Comme d'habitude, Itami semble s'être fortement documenté puisque facéties mise à part, on va vivre une véritable immersion dans le fonctionnement d'un supermarché. Le réalisateur y dénonce les méthodes les plus douteuses des grandes surfaces (remballage des produits frais et falsification des dates, dilution de produit d'appel dans des mélanges mensongers comme le bœuf de Kobé) qui sembleront universelles au spectateur occidental, tout en relevant quelques particularismes typiquement japonais. Le machisme ambiant fait rechigner les employés à suivre les directives d'Hanako, le système hiérarchique pyramidal et archaïque des entreprises japonaises bloque le bon fonctionnement de l'ensemble - le refus des chefs bouchers et poissonniers de transmettre et déléguer leur savoir aux novices pour une plus grande efficacité. Hanako incarne une véritable utopie du commerce et du service dans laquelle l'employé s'épanouit en plaçant le client dans les meilleurs dispositions (sociale comme commerciale en offrant des produits sains), ne sacrifiant pas la qualité au seul profit. Ce qui pourrait sembler naïf sur le papier est rendu palpable par la fougue positive d'Hanako interprétée par un Nobuko Miyamoto qui renouvèle son registre. Elle n'est plus "l'experte" venue redresser les torts des opus précédents, mais une figure pleine d'empathie et d'énergie gagnant à force de convictions les employés blasés tout comme les clients méfiants à ses idées - tout en maintenant une proximité notamment par l'attachante complicité amoureuse avec Goro. Le réalisme n'empêche pas l'approche ludique, que ce soit le montage alerte, l'imagerie bariolée, les personnages cartoonesques (Itami n'ayant pas son pareil pour aller caster les trognes les plus improbables) et la folie de certains gags survoltés. A ce titre la traque d'un voleur de viande dans les rayons du supermarché fermé (relecture moins inquiétante de la scène de cambriolage de L'Inspectrice des impôts 2) et la démesure de la poursuite automobile finale sont des morceaux de bravoures spectaculaires et inventifs.

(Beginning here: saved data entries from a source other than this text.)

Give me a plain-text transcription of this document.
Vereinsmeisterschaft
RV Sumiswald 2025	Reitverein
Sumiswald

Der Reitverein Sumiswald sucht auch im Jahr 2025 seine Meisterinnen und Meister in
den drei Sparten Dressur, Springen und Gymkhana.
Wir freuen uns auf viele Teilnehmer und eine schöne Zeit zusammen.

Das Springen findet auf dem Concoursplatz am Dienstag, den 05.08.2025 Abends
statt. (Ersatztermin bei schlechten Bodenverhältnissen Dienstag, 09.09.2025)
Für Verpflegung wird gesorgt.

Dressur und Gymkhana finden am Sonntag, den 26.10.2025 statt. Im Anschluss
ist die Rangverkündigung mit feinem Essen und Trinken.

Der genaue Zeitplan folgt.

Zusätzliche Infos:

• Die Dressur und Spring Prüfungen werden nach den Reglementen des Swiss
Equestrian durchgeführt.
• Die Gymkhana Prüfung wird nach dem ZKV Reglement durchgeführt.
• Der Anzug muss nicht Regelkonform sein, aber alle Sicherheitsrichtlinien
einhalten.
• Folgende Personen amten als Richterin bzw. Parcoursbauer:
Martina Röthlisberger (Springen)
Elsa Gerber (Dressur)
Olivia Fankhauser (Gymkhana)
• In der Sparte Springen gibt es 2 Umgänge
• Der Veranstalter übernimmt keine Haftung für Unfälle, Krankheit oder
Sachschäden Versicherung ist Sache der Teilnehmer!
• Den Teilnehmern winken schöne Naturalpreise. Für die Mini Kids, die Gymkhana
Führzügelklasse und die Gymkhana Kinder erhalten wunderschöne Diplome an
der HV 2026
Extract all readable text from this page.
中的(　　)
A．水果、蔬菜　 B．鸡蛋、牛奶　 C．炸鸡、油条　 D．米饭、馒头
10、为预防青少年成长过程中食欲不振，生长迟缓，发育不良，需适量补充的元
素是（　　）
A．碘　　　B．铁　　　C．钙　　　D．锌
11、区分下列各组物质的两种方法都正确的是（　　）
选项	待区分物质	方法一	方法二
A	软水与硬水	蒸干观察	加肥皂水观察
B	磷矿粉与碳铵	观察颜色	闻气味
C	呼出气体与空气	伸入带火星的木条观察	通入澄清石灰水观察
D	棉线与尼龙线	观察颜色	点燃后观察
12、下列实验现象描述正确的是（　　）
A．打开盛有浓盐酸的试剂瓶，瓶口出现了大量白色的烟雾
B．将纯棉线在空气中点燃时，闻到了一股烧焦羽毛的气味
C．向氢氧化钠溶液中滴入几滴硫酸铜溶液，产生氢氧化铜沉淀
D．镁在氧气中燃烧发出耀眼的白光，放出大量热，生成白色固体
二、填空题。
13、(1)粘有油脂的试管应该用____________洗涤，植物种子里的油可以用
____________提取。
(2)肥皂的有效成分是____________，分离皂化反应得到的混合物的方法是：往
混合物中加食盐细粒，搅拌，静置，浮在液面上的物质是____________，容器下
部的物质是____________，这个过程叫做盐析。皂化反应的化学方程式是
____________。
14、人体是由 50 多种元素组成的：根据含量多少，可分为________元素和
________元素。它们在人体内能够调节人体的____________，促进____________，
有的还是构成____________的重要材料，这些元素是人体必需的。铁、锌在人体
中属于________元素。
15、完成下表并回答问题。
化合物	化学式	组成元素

Même si le film joue avec la continuité assumée de la formule installée par les autres films (et ce dès l'affiche mettant en valeur le nouveau look et la coiffure singulière de Nobuko Miyamoto) et familière des spectateurs japonais, Supermarket Woman est une œuvre rafraichissante montrant une vraie foi en l'humain. C'est comme si à travers un cadre bien spécifique, Itami avait voulu signifier la bascule du Japon superficiel et au capitalisme carnassier de la bulle économique vers quelque chose de plus authentique.